Open meneal opened 8 years ago
One potential paper is listed in the TCA paper by Nam:
A survey on transfer learning, Pan et al
I just mention this one since I have no real background for transfer learning and it would certainly fill in some gaps for the TCA paper.
Can someone link the wiki?
Has anyone added this paper? http://fengzhang.bitbucket.org/publications/msr2014_universal_model.pdf
It references the TCA paper.
Sorry, I forgot to create the wiki page. Here's the link.
After reviewing for a while, I think we could split up more categories, either for each paper or the main sections as each paper usually has the same setup:
Feature Selection: Many papers used different features
Machine Learning Algorithms: A review of the machine leaning algorithms used
Optimizations:
Data Sources: Sourceforge, githhub, ..
Metrics: How success was assessed
There may be more.
Now to break this up we could do something like this:
Paper 1: Features: Explanation with criticisms ML: Sources: Metrics: Overall Success:
Paper 2: .....
Future Work: Features: Out best ideas ML: Sources: Metrics:
Or
Features: Paper1: features used in this paper with criticisms Paper2: .... Future Work: What features we think are important
ML: Paper1: ML used in this paper with criticisms Paper2: ... ...Future Work:
Source:
This may also give a framework to pull what we need out and put it together coherently.
Are you guys sure you don't want to do markdown? I feel like it could save us time with formatting.
Latex is fine with me. It already has been partially written in Latex so I think it's fine to just stick with that. It's so easy to do bibliography related stuff in Latex too, and that's going to be half the battle with this paper.
On Sun, Dec 13, 2015 at 8:40 PM, Alexander Sobran notifications@github.com wrote:
Are you guys sure you don't want to do markdown? I feel like it could save us time with formatting.
— Reply to this email directly or view it on GitHub https://github.com/LambdaConglomerate/x9115lam/issues/43#issuecomment-164320289 .
I agree with sticking with Latex for a paper like this. I don't think the formatting will take considerably longer than markdown.
I think the second option is better for sure as far as talking about the papers. I think it would come out to be really choppy if we just discuss each paper individually. Discussing each topic with all of the papers that apply to that topic is much better in my opinion.
I'm not totally sure on the categories yet. I need to spend a bit of time going through the papers to think about categories again. It might be useful too to look at some of these papers I linked in the wiki since they are lit reviews and that's basically what we're doing here. Menzies says in his rubric that:
"Mention as many as possible of items listed 1 to 19, above." Where those 1-19 were the feature extraction items like Motivational Statements. We could try to work some of those feature extraction items into categories?
The most recent of those papers is the one by Radjenovic and they have the following categories in their paper:
They actually split their paper into this results section where they discussed specific research questions, some of those were really things that we can use. Like: "RQ2.2: Are complexity metrics useful for fault prediction?...".
I guess we don't want to go too far into lit review since Menzies also states in the rubric that this is really a discussion of improvement or failure to improve research through time. So that's an important way to look at this too.

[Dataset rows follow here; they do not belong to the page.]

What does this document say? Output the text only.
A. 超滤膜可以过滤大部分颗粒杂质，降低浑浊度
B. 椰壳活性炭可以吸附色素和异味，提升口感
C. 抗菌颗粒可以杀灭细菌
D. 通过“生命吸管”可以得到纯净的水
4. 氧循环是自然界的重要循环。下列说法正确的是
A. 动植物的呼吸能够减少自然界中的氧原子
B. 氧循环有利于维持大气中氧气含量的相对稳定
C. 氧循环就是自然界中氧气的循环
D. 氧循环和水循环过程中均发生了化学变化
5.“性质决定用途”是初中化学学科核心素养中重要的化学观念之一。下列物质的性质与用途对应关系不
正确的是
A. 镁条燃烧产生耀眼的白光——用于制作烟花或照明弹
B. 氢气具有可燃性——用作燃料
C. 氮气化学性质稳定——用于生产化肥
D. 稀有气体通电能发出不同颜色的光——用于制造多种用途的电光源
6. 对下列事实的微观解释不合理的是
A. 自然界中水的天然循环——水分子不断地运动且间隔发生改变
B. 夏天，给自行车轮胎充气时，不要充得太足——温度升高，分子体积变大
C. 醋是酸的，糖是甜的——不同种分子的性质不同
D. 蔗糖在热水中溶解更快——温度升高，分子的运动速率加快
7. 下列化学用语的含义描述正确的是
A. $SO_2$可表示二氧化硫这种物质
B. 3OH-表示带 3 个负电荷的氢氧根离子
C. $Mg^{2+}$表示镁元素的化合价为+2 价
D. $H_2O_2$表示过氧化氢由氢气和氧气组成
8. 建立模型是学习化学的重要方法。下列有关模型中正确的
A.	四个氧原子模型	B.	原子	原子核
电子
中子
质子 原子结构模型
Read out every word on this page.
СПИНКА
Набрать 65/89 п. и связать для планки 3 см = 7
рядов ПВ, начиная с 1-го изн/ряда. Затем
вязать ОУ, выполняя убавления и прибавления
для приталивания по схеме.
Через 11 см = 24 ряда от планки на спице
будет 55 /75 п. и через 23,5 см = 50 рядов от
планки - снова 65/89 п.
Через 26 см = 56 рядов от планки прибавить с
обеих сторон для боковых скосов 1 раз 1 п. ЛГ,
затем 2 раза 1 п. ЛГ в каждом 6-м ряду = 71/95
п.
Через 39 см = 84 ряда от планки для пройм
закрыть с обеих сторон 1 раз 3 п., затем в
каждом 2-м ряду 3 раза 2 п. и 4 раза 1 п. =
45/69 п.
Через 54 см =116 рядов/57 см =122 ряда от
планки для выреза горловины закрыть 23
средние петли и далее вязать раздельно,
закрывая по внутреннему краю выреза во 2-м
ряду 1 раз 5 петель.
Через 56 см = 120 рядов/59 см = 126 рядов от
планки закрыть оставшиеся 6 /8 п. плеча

Lets separate it out by paper if we are going to separate it out by items 1-19. I'm not sure it would read well to have something like 8 motivational statements in a row from 8 different papers.
That also lets us reuse what we've written so far.
I agree with you about motivational statements, but I think that motivational statements is a horrible category though. Something like statistical tests would be a good category to look at and would be something that would make more sense to discuss across all of the papers.
I definitely agree though that anything we can keep from our summaries we should totally use.
Of the 19 these could go together: Stat tests, Sampling Procedures, Patterns, Anti-patterns as well as a keyword list.
Pretty much everything else has to be said in the context of the paper.
I think that those three are fairly reasonable categories to look at using. Do you think it would make sense to look at any of the other extractors as sections?
I'm just throwing out ideas, but another possibility would be doing something like coming up with really high level categories and then fleshing out those categories with the papers we've already read and then the rest of what we need in citations. For example what about something like cross-project defect prediction? We have 2/8 papers that we worked on that look at cross project defect prediction.
Or something like Cost Effectiveness, since there was extensive discussion of cost effectiveness measures in these papers?
Works for me.
How would it be if we just post another issue and then just come up with a list of categories and then just come to some agreement on a final list?
I like the splitting up with high level categories. Doing it that way may make it easier to find related papers.
I'm fine with posting an issue for deciding categories.
This is just an issue for starting a list of potential papers for the other 10 references we need for the final paper. I like the idea of a wiki, but this was just faster.